Yellow solid. M.p. 161°C. ¹H-NMR (CDCl₃, 400 MHz): δ (ppm) = 2.99 (m, 3H), 3.29 (m, 2H), 3.88 (s, 6H), 5.78 (s, 2H), 6.89 (d, 2H, J = 8.4 Hz), 6.96 (d, 2H, J = 1.6 Hz), 7.04 (m, 2H), 7.24–7.36 (m, 5H), 7.80 (s, 2H). IR (KBr pellets cm^{− 1}) ν = 3525, 3209, 2928, 1641, 1579, 1514, 1422, 1250, 1166, 1126, 1035, 1007, 936, 911, 856, 819. ESI(APCI)-MS: m/z = 443 [M + 1].

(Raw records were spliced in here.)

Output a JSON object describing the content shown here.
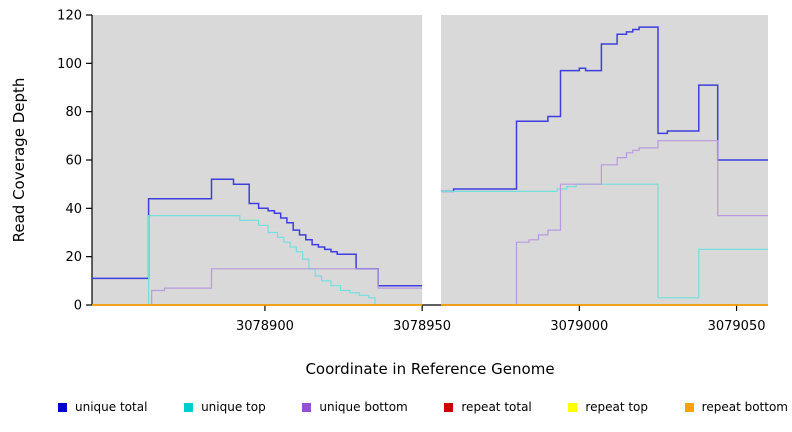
{
  "chart_data": {
    "type": "line",
    "step": true,
    "title": "",
    "xlabel": "Coordinate in Reference Genome",
    "ylabel": "Read Coverage Depth",
    "xlim": [
      3078845,
      3079060
    ],
    "ylim": [
      0,
      120
    ],
    "xticks": [
      3078900,
      3078950,
      3079000,
      3079050
    ],
    "yticks": [
      0,
      20,
      40,
      60,
      80,
      100,
      120
    ],
    "gap": [
      3078950,
      3078956
    ],
    "plot_bg": "#d9d9d9",
    "gap_color": "#ffffff",
    "axis_color": "#000000",
    "legend_position": "bottom",
    "grid": false,
    "series": [
      {
        "name": "unique total",
        "legend_color": "#0000cd",
        "line_color": "#3e3ede",
        "width": 1.5,
        "segments": [
          [
            [
              3078845,
              11
            ],
            [
              3078863,
              44
            ],
            [
              3078883,
              52
            ],
            [
              3078890,
              50
            ],
            [
              3078895,
              42
            ],
            [
              3078898,
              40
            ],
            [
              3078901,
              39
            ],
            [
              3078903,
              38
            ],
            [
              3078905,
              36
            ],
            [
              3078907,
              34
            ],
            [
              3078909,
              31
            ],
            [
              3078911,
              29
            ],
            [
              3078913,
              27
            ],
            [
              3078915,
              25
            ],
            [
              3078917,
              24
            ],
            [
              3078919,
              23
            ],
            [
              3078921,
              22
            ],
            [
              3078923,
              21
            ],
            [
              3078929,
              15
            ],
            [
              3078936,
              8
            ],
            [
              3078950,
              8
            ]
          ],
          [
            [
              3078956,
              47
            ],
            [
              3078960,
              48
            ],
            [
              3078980,
              76
            ],
            [
              3078990,
              78
            ],
            [
              3078994,
              97
            ],
            [
              3079000,
              98
            ],
            [
              3079002,
              97
            ],
            [
              3079007,
              108
            ],
            [
              3079012,
              112
            ],
            [
              3079015,
              113
            ],
            [
              3079017,
              114
            ],
            [
              3079019,
              115
            ],
            [
              3079025,
              71
            ],
            [
              3079028,
              72
            ],
            [
              3079038,
              91
            ],
            [
              3079044,
              60
            ],
            [
              3079060,
              60
            ]
          ]
        ]
      },
      {
        "name": "unique top",
        "legend_color": "#00cdcd",
        "line_color": "#74dede",
        "width": 1.2,
        "segments": [
          [
            [
              3078845,
              0
            ],
            [
              3078863,
              37
            ],
            [
              3078892,
              35
            ],
            [
              3078898,
              33
            ],
            [
              3078901,
              30
            ],
            [
              3078904,
              28
            ],
            [
              3078906,
              26
            ],
            [
              3078908,
              24
            ],
            [
              3078910,
              22
            ],
            [
              3078912,
              19
            ],
            [
              3078914,
              15
            ],
            [
              3078916,
              12
            ],
            [
              3078918,
              10
            ],
            [
              3078921,
              8
            ],
            [
              3078924,
              6
            ],
            [
              3078927,
              5
            ],
            [
              3078930,
              4
            ],
            [
              3078933,
              3
            ],
            [
              3078935,
              0
            ],
            [
              3078950,
              0
            ]
          ],
          [
            [
              3078956,
              47
            ],
            [
              3078993,
              48
            ],
            [
              3078996,
              49
            ],
            [
              3078999,
              50
            ],
            [
              3079025,
              3
            ],
            [
              3079038,
              23
            ],
            [
              3079060,
              23
            ]
          ]
        ]
      },
      {
        "name": "unique bottom",
        "legend_color": "#9350d2",
        "line_color": "#b79add",
        "width": 1.2,
        "segments": [
          [
            [
              3078845,
              0
            ],
            [
              3078864,
              6
            ],
            [
              3078868,
              7
            ],
            [
              3078883,
              15
            ],
            [
              3078929,
              15
            ],
            [
              3078936,
              7
            ],
            [
              3078950,
              7
            ]
          ],
          [
            [
              3078956,
              0
            ],
            [
              3078980,
              26
            ],
            [
              3078984,
              27
            ],
            [
              3078987,
              29
            ],
            [
              3078990,
              31
            ],
            [
              3078994,
              50
            ],
            [
              3079007,
              58
            ],
            [
              3079012,
              61
            ],
            [
              3079015,
              63
            ],
            [
              3079017,
              64
            ],
            [
              3079019,
              65
            ],
            [
              3079025,
              68
            ],
            [
              3079044,
              37
            ],
            [
              3079060,
              37
            ]
          ]
        ]
      },
      {
        "name": "repeat total",
        "legend_color": "#cd0000",
        "line_color": "#cd0000",
        "width": 1.2,
        "segments": [
          [
            [
              3078845,
              0
            ],
            [
              3078950,
              0
            ]
          ],
          [
            [
              3078956,
              0
            ],
            [
              3079060,
              0
            ]
          ]
        ]
      },
      {
        "name": "repeat top",
        "legend_color": "#ffff00",
        "line_color": "#ffff00",
        "width": 1.2,
        "segments": [
          [
            [
              3078845,
              0
            ],
            [
              3078950,
              0
            ]
          ],
          [
            [
              3078956,
              0
            ],
            [
              3079060,
              0
            ]
          ]
        ]
      },
      {
        "name": "repeat bottom",
        "legend_color": "#ffa200",
        "line_color": "#ffa200",
        "width": 1.5,
        "segments": [
          [
            [
              3078845,
              0
            ],
            [
              3078950,
              0
            ]
          ],
          [
            [
              3078956,
              0
            ],
            [
              3079060,
              0
            ]
          ]
        ]
      }
    ]
  }
}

2,6-Bis[(4-fluoro-3-phenoxyphenyl)methinyl]-4-phenylcyclohexanone 15

Yellow semisolid. ¹H-NMR (CDCl₃, 400 MHz) δ (ppm) = 2.77 (m, 3H), 3.10 (m, 2H), 6.95–7.35 (m, 21H), 7.69 (s, 2H). IR (KBr pellets) ν = 3030, 2928, 2854, 1943, 1741, 1670, 1586, 1508, 1418, 1271, 1211, 1149, 1117, 1003, 818, 752, 694. ESI(APCI)-MS: m/z = 571 [M + 1].

Statistical analyses

The Hammett s values were taken from the literature [25] and the Taft σ* figure has been reported previously [26]. The Hansch π and molar refractivity (MR) figures were obtained from published data [27]. The MR value of hydrogen is 1.03. Hence, in order that the relative bulk of the substituents was compared accurately, this figure was added to the MR value of the two groups in disubstituted compounds and 2.06 (2×1.03) for the monosubstituted analogs. The MR value for the unsubstituted compound 2 is 3.09. The linear and semilogarithmic plots were made using a commercial software package [28].

Molecular modeling

Models of 1,2,4–9, and 12–14 were built using BioMedCache 6.1 for Windows [29]. The lowest energy conformations were obtained from optimized geometry calculations in MOPAC using AM1 parameters. The torsion angles for these compounds are as follows 1: 46.7, −42.1; 2: 48.7, −44.6; 4: 49.0, −45.6; 5: 51.0, −44.5; 6: 48.7, −44.1; 7: 47.4, −48.0; 8: 49.5, −45.2; 9: 53.4, −45.7; 12: 47.8, −46.5; 13: 92.9, −50.4 and 14: 48.3, −45.6. Energy minimized structures of 1, 7 and 9 were superimposed (the five carbon atoms, C=C-C-C=C) and are depicted in Fig. 2.

Biology

Curcumin analogs 1–15 were subjected to a continuous exposure 72 h MTT assay as described previously [14]. L1210 and B16 cell lines were purchased from ATCC (Manassas, VA, USA) and were maintained as previously reported [14]. The microtubule disrupting effects were evaluated in A-10 cells by indirect immunofluorescent techniques as previously described [24].